High Speed Rail and the System of Cities in Asia
What Can We Learn from Transport Infrastructure Natural Experiments?
Over the last few decades, China, Japan and South Korea have spent billions to connect their superstar cities with other cities through a High Speed Rail (HSR) network. HSR represents a cross-city transit technology that is faster than a car but slower than a plane. I have argued that its comparative advantage is at a “sweet spot” distance of roughly 100 miles to 400 miles. Such a trip length is too far for a car but too short for a plane ride (given the hassle of going to the airport and navigating through the airport on both ends of the trip). With HSR in Asia, you go to a center city location to get on the train and you get dropped off in the destination city’s center.
When HSR connects cities, what new trades now occur that wouldn’t have occurred if the connection had not been built?
In 2013, I published a PNAS paper documenting that home prices rise in China’s 2nd tier cities after HSR connects such cities to Beijing and Shanghai. We argue that such cities effectively become suburbs for the superstar cities and represent a safety valve if the superstar cities “overheat” in terms of housing prices. In our new Work from Home (zoom) economy, the ability to visit the superstar city 1 day a week becomes even more valuable and more talent —- especially people who need more housing space will be attracted to decentralize to cities such as Tianjin in China.
In 2020, I published a Journal of Urban Economics paper documenting that in China that pairs of scientists located in different cities that are now connected by HSR are more likely to write more papers together. Younger scientists are more likely to move to the 2nd tier cities that are HSR connected to the superstar cities. So note that the fast transport technology across cities facilitates face to face interactions in the superstar city. In a sense, the HRS connects local labor markets and expands the local human capital agglomeration that Glaeser often discusses.

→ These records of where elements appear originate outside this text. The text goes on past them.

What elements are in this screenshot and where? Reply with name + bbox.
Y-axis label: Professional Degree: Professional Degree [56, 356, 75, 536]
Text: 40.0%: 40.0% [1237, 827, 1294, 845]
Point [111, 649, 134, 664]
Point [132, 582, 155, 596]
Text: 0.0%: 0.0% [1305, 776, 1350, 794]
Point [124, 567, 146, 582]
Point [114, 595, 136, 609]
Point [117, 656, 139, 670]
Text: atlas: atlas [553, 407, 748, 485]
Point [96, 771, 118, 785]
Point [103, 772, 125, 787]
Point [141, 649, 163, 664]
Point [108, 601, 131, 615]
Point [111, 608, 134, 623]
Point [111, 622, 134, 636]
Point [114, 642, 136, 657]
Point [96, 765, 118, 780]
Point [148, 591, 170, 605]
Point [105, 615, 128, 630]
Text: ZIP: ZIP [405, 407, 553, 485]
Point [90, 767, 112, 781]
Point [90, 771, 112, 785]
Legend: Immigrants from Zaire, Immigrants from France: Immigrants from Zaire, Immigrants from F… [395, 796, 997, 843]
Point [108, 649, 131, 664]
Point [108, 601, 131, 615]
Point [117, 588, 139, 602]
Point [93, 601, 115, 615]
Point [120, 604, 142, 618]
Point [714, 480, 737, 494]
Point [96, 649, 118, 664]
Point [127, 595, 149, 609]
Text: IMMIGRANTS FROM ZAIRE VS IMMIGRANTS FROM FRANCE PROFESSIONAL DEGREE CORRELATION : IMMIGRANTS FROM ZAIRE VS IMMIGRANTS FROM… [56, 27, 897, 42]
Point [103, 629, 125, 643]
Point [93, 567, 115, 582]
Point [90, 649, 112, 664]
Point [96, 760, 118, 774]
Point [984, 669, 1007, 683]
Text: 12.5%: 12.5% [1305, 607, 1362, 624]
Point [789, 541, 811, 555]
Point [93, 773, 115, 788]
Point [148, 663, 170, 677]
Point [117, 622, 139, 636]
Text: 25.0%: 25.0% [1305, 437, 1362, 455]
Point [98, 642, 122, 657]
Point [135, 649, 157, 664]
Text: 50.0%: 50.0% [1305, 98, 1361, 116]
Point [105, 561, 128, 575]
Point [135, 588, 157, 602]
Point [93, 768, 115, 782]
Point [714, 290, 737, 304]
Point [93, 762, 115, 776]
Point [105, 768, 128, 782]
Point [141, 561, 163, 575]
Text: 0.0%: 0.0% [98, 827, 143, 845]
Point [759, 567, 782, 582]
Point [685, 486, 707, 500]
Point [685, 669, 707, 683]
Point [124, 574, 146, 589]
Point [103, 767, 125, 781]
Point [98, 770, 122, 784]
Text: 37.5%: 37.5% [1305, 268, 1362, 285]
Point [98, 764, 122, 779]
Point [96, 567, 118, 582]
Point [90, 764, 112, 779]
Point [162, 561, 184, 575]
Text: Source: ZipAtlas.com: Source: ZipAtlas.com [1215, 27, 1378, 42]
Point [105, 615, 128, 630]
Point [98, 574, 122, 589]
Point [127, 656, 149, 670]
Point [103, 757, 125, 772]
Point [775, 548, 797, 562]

New research is investigating the consequences of HSR in other nations. Eunjee Kwon of USC Economics is exploring the impact of high speed rail in Korea and its possible role in shrinking the gender gap in earnings. Seoul is the nation’s major city and land prices are very high there. HSR connects 2nd tier cities to Seoul. As people decentralize and move to 2nd tier cities (due to the train keeping them connected to Seoul), the demand for industries where women tend to work in increases (so this is the “Female Bartik” demand shifter) and the supply of available child care increases. Such supply and demand forces both encourage more women to work. Eunjee studies the differential impact of the opening of HSR stations on women’s and men’s labor force participation. This is exciting research examining the consequences of HSR on quality of life.
These types of applied micro papers do not answer the welfare economics question of whether HSR is a “good investment”. That’s a hard question! These applied micro papers ask a more modest question; for various outcomes that we care about —- how are they affected by a change in transport technology? These form the ingredients for doing a full blown cost benefit analysis.